Jornal de Angola

Arminda no seu palácio de cristal

- Rui Ramos

De manhã manhãzinha Tia Arminda se ergue vazia nos seus já pesados trintas ou quarentas nem ela sabe, ainda as cinco vêm longe mas o calor abafado da chapa prenuncia o ar estagnado de Kifangondo.

O sonho de Arminda é alimentar os seis filhos sozinha bem sozinha ela que já foi linda donzela na lavra onde nasceu e cresceu e onde lhe entregaram ao marido-primo Laurindo em troca ela nem se lembra já de quê mas não pode esquecer os lados do norte onde a fronteira com língua kimbundu traça um muro mas o kikongo prevalece, para lá do Dange.

Orgulho não morre na divisão de chapa feita à pressa para acolher a família e onde impera um quase morto colchão que nem é de espuma nem de nada só um amarelo escurecido já gasto por tanta insónia, tanto suor e tanta febre de mosquito.

Arminda viveu no Kicolo, aterrou ali, já nem se lembra como, com marido e três filhos, se banhou com poeira, menina linda olhou no amarelo-claro das chamas do sol do mês de Março e se acostumou.

Mas para se acostumar, Arminda vacilou, nunca tinha visto tanta gente junta a fazer tanta confusão, a falar tantas línguas. Arminda procurou kikongo buscou laços nos rostos vazios perdidos nos sonhos de vender.

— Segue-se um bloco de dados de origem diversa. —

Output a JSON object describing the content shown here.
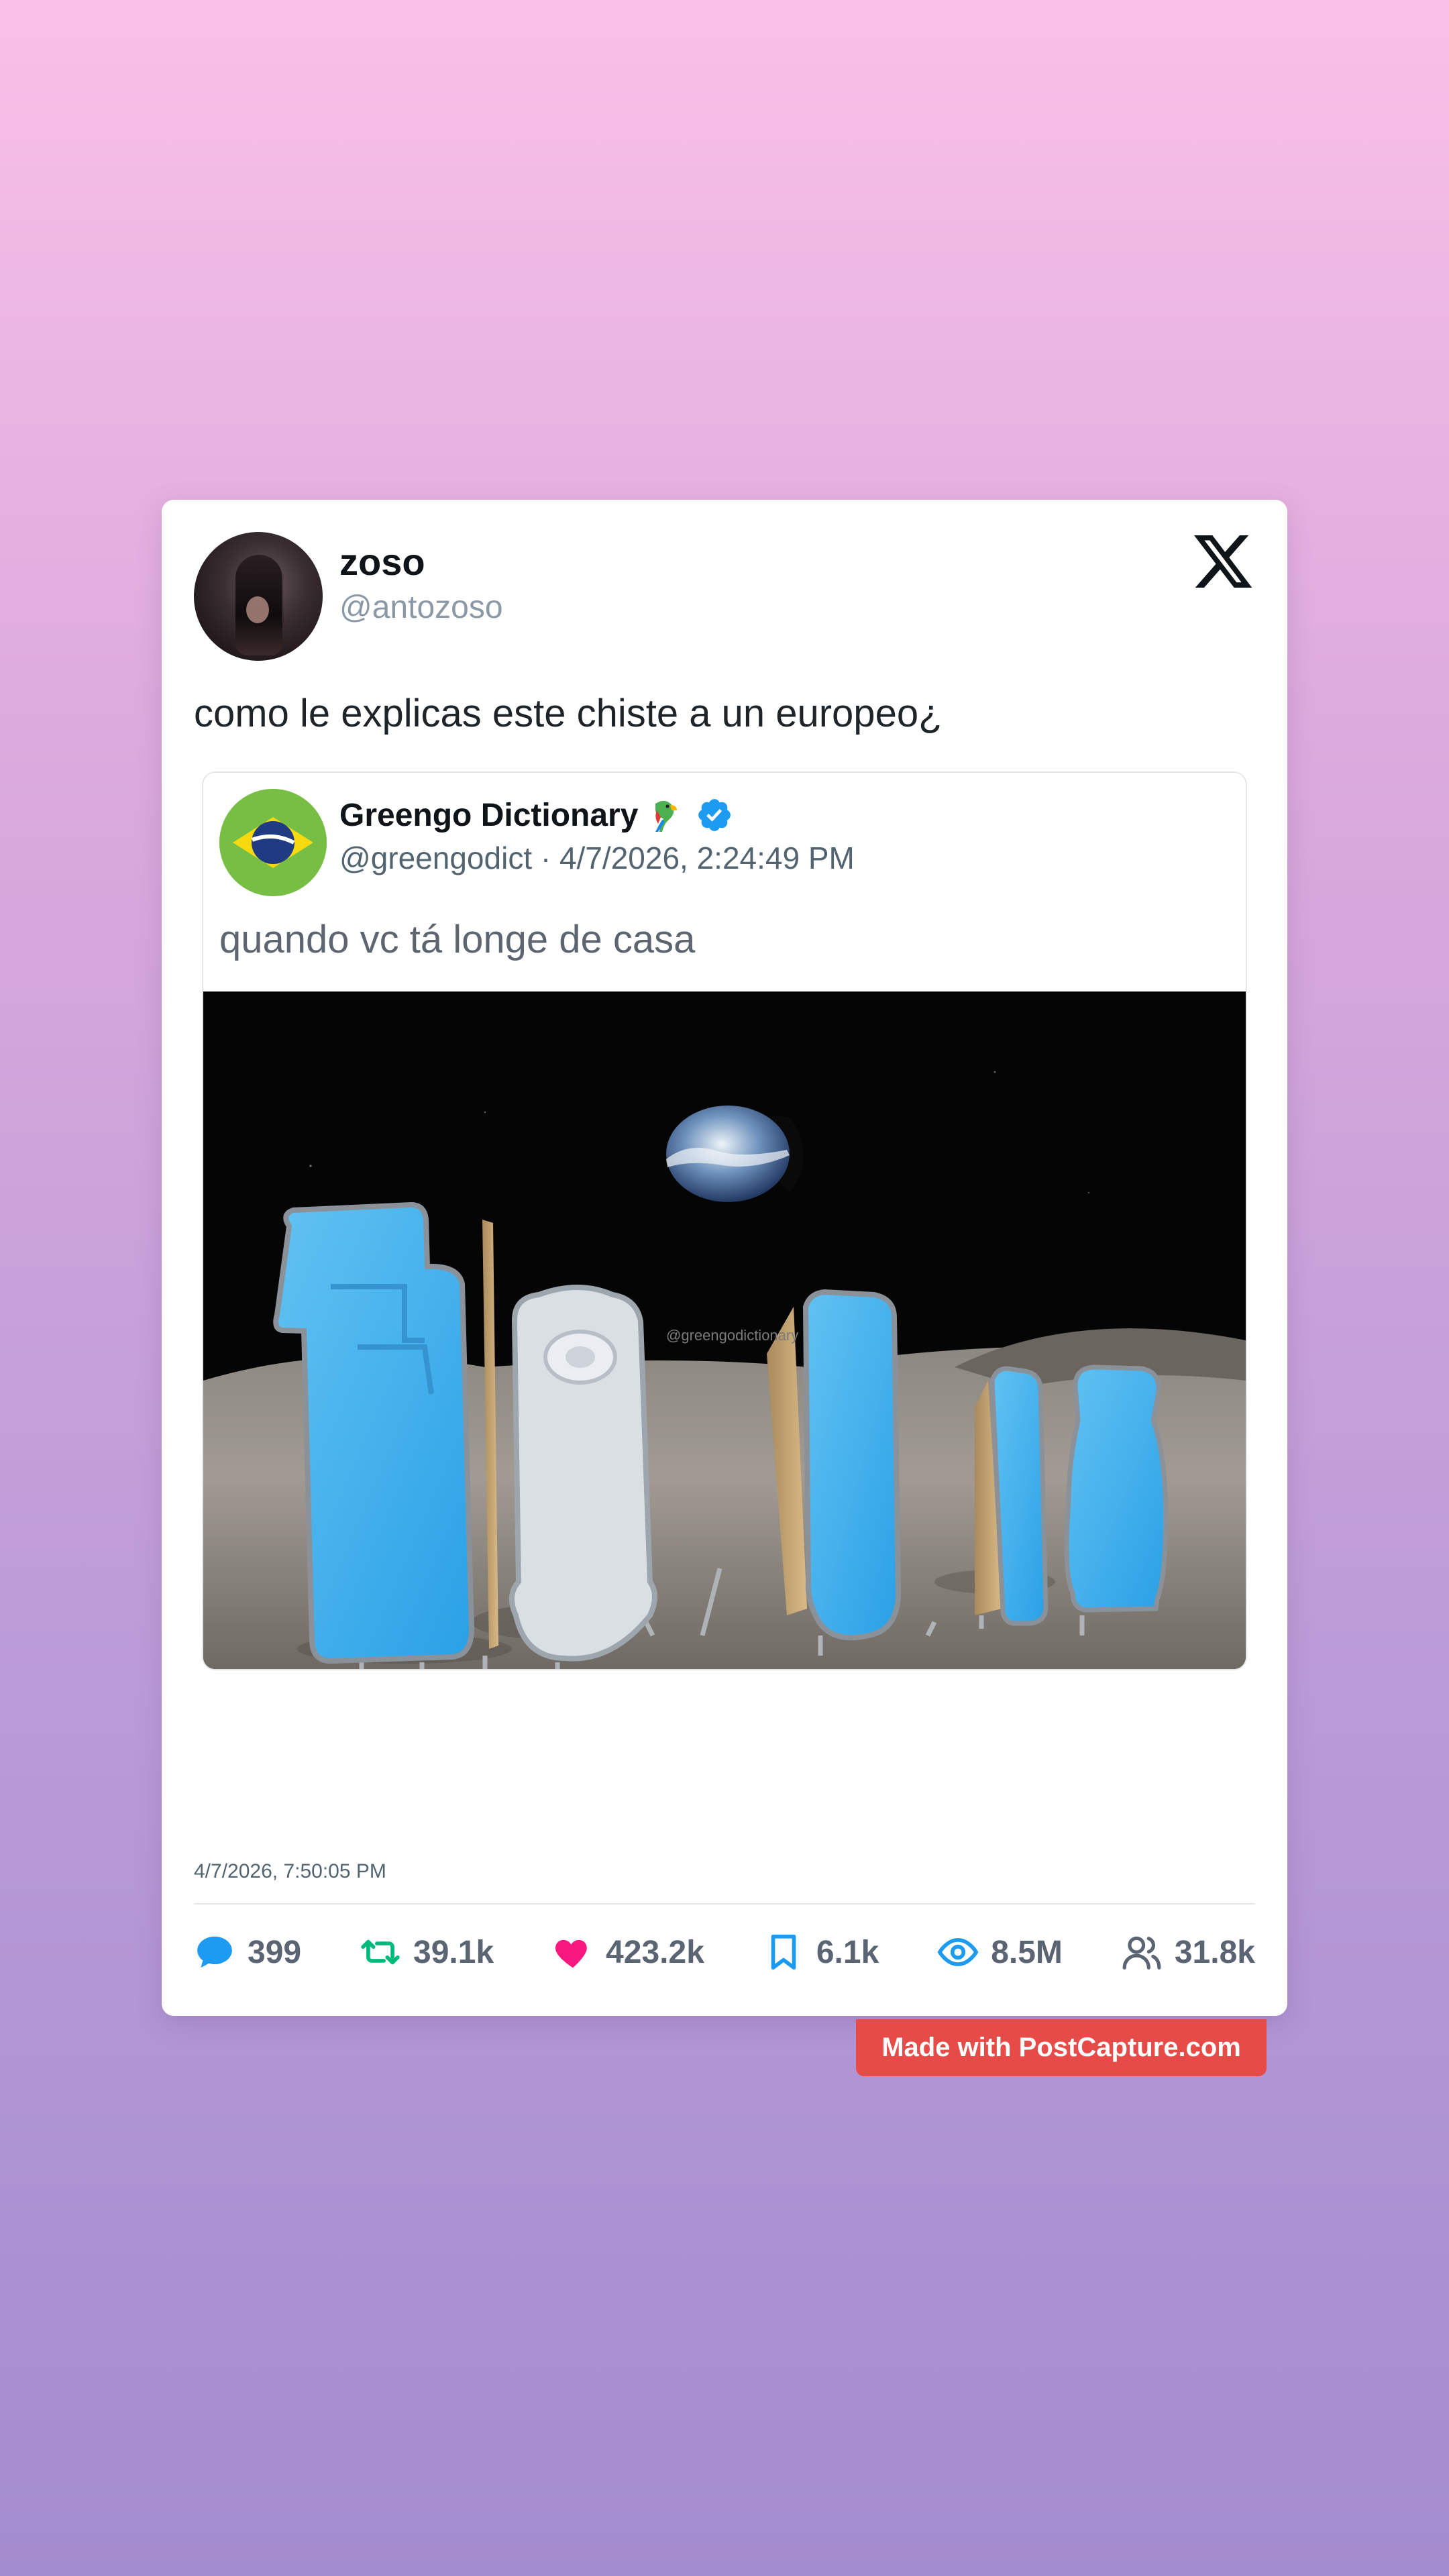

Arminda de repente se viu sozinha no Kicolo com três bolinhos de gente para cuidar, marido bazou na procura de emprego, assim lhe disse.

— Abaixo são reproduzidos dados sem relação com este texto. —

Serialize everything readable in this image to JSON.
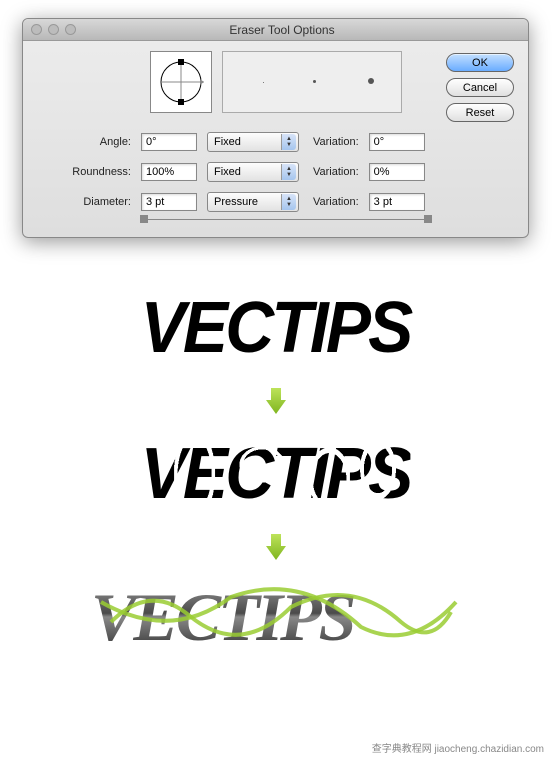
{
  "dialog": {
    "title": "Eraser Tool Options",
    "buttons": {
      "ok": "OK",
      "cancel": "Cancel",
      "reset": "Reset"
    },
    "rows": {
      "angle": {
        "label": "Angle:",
        "value": "0°",
        "mode": "Fixed",
        "var_label": "Variation:",
        "var_value": "0°"
      },
      "roundness": {
        "label": "Roundness:",
        "value": "100%",
        "mode": "Fixed",
        "var_label": "Variation:",
        "var_value": "0%"
      },
      "diameter": {
        "label": "Diameter:",
        "value": "3 pt",
        "mode": "Pressure",
        "var_label": "Variation:",
        "var_value": "3 pt"
      }
    }
  },
  "samples": {
    "text": "VECTIPS"
  },
  "watermark": "查字典教程网 jiaocheng.chazidian.com"
}
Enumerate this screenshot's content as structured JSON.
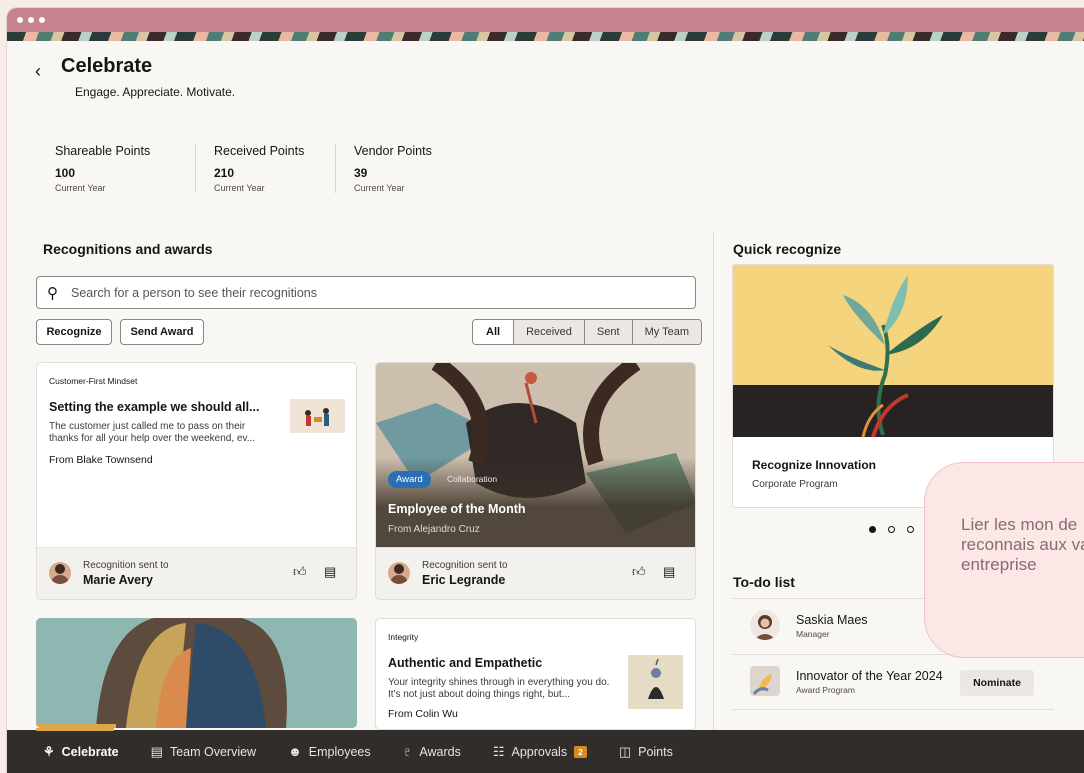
{
  "header": {
    "title": "Celebrate",
    "subtitle": "Engage. Appreciate. Motivate."
  },
  "points": [
    {
      "label": "Shareable Points",
      "value": "100",
      "period": "Current Year"
    },
    {
      "label": "Received Points",
      "value": "210",
      "period": "Current Year"
    },
    {
      "label": "Vendor Points",
      "value": "39",
      "period": "Current Year"
    }
  ],
  "recognitions": {
    "title": "Recognitions and awards",
    "search_placeholder": "Search for a person to see their recognitions",
    "recognize_label": "Recognize",
    "send_award_label": "Send Award",
    "filters": [
      "All",
      "Received",
      "Sent",
      "My Team"
    ],
    "cards": [
      {
        "tag": "Customer-First Mindset",
        "title": "Setting the example we should all...",
        "desc": "The customer just called me to pass on their thanks for all your help over the weekend, ev...",
        "from": "From Blake Townsend",
        "sent_label": "Recognition sent to",
        "recipient": "Marie Avery"
      },
      {
        "badge": "Award",
        "category": "Collaboration",
        "title": "Employee of the Month",
        "from": "From Alejandro Cruz",
        "sent_label": "Recognition sent to",
        "recipient": "Eric Legrande"
      },
      {
        "tag": "Integrity",
        "title": "Authentic and Empathetic",
        "desc": "Your integrity shines through in everything you do. It's not just about doing things right, but...",
        "from": "From Colin Wu"
      }
    ]
  },
  "quick_recognize": {
    "title": "Quick recognize",
    "card_title": "Recognize Innovation",
    "card_sub": "Corporate Program"
  },
  "todo": {
    "title": "To-do list",
    "items": [
      {
        "name": "Saskia Maes",
        "role": "Manager"
      },
      {
        "name": "Innovator of the Year 2024",
        "role": "Award Program",
        "action": "Nominate"
      }
    ]
  },
  "tooltip": {
    "text": "Lier les mon de reconnais aux valeurs entreprise"
  },
  "nav": {
    "items": [
      "Celebrate",
      "Team Overview",
      "Employees",
      "Awards",
      "Approvals",
      "Points"
    ],
    "approvals_count": "2"
  },
  "colors": {
    "titlebar": "#c6828f",
    "nav_bg": "#312d2a",
    "award_badge": "#2a6fb3",
    "approvals_badge": "#d98a1c"
  }
}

Quando marido regressou só balbuciou parece vão me arranjar como segurança privado, trouxe dois primos da terra aconselha isto e aquilo e de repente umas chapas e ripas para pregar paredes e telhado, uma vizinha deu pano para tapar a entrada, outra deu espelho partido.

Com casa quase pronta dormiram no chão duro e quente, a bebé chorando leite, os outros gatinhando, barriga a crescer com ar. Mas pobre não tem juízo e naquela lua-de-mel Laurindo encheu de novo a barriga da Arminda, rumo ao quarto.

Dia seguinte se ergueram, se lavaram numa bacia emprestada e foram viver ainda tímidos no mundo fora do mundo.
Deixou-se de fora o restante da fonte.